India Education
A tale of brilliance and perseverance
Mar 14, 2007 - 10:24:22 AM

Lucknow, March 14 - Sushma Verma, 7, and Jabbar Hussain, 65, are creating history in Uttar Pradesh for much the same reason. Both are appearing for the Class 10 examination this year. The difference: Sushma is probably the youngest child in the country to take the test, while Hussain is going for it the 37th time.

The two live within 180 km of each other - Sushma in Lucknow, the state capital, and Hussain in Bindki town in Fatehpur district. And both appear to be equally determined about their goals.

Do Sushma's tiny fingers get tired writing the three-hour-long exam?

'I could always read Hindi and English from a very early age, but writing was my handicap for which I had to do a lot of practice,' the child prodigy told IANS.

She went on to add with pride: 'I am so happy that I completed my first paper - and managed to write continuously for three hours.'

The Class 10 board exams began in the state Monday.

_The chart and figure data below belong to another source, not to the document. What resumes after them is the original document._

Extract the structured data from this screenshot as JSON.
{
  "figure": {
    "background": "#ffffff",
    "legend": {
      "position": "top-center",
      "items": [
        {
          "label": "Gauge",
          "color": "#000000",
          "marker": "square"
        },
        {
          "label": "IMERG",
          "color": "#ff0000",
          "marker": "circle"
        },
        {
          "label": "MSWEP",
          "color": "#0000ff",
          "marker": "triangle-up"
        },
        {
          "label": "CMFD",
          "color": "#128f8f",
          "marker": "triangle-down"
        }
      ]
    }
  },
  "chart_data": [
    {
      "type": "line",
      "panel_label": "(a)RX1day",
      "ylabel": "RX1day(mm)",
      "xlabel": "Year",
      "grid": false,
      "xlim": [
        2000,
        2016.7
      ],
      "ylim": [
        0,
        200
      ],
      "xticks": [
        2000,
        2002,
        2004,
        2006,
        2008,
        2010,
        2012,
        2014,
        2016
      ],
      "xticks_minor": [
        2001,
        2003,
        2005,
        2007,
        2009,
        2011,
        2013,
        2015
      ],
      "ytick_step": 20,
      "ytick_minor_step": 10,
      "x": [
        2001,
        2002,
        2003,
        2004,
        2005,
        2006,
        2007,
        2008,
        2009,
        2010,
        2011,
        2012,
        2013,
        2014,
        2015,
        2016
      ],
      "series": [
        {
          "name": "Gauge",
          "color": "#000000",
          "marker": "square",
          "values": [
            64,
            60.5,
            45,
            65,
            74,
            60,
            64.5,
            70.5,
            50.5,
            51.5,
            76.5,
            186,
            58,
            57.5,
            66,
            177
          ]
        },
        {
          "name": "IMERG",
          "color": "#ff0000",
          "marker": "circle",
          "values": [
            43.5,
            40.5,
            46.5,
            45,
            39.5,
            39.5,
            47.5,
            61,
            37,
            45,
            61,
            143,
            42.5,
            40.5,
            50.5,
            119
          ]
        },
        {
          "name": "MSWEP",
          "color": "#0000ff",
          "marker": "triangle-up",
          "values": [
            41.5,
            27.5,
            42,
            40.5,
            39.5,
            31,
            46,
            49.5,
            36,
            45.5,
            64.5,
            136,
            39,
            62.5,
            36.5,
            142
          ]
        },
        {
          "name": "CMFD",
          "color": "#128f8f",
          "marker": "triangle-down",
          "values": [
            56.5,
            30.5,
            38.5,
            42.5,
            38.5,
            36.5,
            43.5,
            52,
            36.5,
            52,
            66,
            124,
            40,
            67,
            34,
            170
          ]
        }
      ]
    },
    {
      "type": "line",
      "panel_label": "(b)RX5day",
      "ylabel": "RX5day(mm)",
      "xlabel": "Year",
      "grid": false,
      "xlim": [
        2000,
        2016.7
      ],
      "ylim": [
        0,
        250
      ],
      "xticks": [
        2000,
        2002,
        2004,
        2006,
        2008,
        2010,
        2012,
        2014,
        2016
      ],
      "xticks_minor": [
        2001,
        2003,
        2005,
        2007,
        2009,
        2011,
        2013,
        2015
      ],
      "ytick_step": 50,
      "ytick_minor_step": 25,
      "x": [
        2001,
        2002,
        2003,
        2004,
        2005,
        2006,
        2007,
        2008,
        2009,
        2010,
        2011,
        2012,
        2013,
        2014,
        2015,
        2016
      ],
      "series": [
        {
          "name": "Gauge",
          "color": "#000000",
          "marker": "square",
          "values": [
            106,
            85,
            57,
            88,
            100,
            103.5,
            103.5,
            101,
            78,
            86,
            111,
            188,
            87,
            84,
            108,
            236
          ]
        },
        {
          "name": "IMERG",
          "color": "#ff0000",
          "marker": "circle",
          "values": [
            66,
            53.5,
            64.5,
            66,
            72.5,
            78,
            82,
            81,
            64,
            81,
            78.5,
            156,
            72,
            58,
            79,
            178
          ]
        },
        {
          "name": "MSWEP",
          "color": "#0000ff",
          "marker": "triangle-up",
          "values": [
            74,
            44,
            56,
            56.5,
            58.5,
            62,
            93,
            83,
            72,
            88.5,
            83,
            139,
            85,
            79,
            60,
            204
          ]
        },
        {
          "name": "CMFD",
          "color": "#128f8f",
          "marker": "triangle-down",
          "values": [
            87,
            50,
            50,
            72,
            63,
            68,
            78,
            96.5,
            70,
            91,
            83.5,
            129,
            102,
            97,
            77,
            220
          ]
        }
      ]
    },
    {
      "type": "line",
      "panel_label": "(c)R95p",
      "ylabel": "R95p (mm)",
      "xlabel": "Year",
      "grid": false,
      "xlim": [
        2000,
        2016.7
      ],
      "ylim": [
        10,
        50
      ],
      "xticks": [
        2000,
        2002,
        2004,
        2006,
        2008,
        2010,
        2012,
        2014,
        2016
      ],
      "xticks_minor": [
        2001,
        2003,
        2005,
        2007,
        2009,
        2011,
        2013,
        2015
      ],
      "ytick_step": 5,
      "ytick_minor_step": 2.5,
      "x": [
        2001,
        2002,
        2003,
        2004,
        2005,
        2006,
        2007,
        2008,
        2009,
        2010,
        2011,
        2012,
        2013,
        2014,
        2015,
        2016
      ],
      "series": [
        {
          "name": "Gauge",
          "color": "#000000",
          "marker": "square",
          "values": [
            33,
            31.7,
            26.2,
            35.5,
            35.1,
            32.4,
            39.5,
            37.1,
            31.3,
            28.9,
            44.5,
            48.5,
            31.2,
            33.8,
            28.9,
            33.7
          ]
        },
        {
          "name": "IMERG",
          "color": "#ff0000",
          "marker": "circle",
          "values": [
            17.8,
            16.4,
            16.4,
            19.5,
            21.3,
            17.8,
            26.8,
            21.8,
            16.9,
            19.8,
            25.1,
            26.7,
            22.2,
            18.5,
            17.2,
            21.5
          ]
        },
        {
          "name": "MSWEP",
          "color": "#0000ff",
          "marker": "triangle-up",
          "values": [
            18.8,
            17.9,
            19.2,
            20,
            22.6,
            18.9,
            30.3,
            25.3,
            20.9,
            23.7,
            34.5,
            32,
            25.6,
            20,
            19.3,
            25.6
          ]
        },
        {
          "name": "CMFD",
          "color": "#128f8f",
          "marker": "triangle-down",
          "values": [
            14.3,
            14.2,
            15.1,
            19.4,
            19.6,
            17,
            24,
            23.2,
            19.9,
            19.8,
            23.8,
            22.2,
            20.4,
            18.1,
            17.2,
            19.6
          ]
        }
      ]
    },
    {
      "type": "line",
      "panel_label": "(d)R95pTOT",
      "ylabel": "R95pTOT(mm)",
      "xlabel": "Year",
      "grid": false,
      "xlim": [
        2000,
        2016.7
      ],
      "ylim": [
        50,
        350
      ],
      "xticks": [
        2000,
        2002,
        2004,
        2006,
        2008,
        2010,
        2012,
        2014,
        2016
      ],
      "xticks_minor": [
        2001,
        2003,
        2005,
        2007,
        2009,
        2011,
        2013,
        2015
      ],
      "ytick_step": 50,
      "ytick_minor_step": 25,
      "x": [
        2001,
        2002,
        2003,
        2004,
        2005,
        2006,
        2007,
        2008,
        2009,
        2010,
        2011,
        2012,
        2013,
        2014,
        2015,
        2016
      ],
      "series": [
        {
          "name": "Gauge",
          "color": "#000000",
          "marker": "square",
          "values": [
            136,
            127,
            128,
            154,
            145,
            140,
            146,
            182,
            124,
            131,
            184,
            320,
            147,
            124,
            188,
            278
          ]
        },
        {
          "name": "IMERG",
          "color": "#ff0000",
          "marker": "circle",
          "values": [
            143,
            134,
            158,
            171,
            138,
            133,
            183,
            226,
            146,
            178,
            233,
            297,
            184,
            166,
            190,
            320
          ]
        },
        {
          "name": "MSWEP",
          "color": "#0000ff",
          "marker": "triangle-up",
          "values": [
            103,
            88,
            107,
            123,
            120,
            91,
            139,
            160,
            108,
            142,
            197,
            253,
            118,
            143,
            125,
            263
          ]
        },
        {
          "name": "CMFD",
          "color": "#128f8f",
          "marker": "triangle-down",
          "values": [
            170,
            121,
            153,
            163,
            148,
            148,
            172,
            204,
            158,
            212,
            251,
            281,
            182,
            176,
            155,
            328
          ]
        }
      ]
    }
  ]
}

Hussain, who first sat for the high school exam in 1966, is equally determined. 'I have been taking the exam year after year and I hope to pass one day,' he said nonchalantly. His only regret: 'For some years in between I missed the exam due to personal problems.'

Sushma's father Tej Bahadur works as a daily-wage labourer and earns barely Rs. 80 a day. She studies at St. Meera's School on a full scholarship.

Her school principal Anita Ratra explained: 'We had to give her extra classes in Class 9, but by the time she reached Class 10 she started moving way ahead of her own classmates, who could often be seen taking the seven-year-old child's help in subjects like Chemistry and Biology.'

Sushma first came under media focus because of her ability to read the Ramayana when she was two - an age when most toddlers are learning to speak out a full sentence.

She was lucky enough to get admission in St. Meera's School, unlike her equally bright older brother Shailendra, who appeared for his Class 10 exam at the age of nine from the National Open School as the Uttar Pradesh Madhyamik Parishad did not give him permission to sit for the regular board exam.

Now 14, Shailendra is all set to complete his Bachelor's in Computer Applications - from Lucknow University.

At 11, he was the youngest child to clear the SAT and TOEFL exams and was offered admission to the East New Mexico University in the US. He missed the opportunity because of financial constraints.

'I am grateful to Lucknow University for extending free sponsorship to my son and to St. Meera's school for providing free education to Sushma,' says Tej Bahadur, who himself could not study beyond Class 8.

District Inspector of Schools - Vikas Srivastava, who was instrumental in getting Sushma the required age waiver for appearing in the high school exam, describes her as a 'wonder kid indeed'.

And Hussain's school principal, Hari Om, has nothing but praise for his 65-year-old student: 'His perseverance is incredible. He is hardworking too. What is even more commendable is that despite repeated failures, he has never tried using unfair means to pass his exams.'

All the best to Sushma Verma and Jabbar Hussain!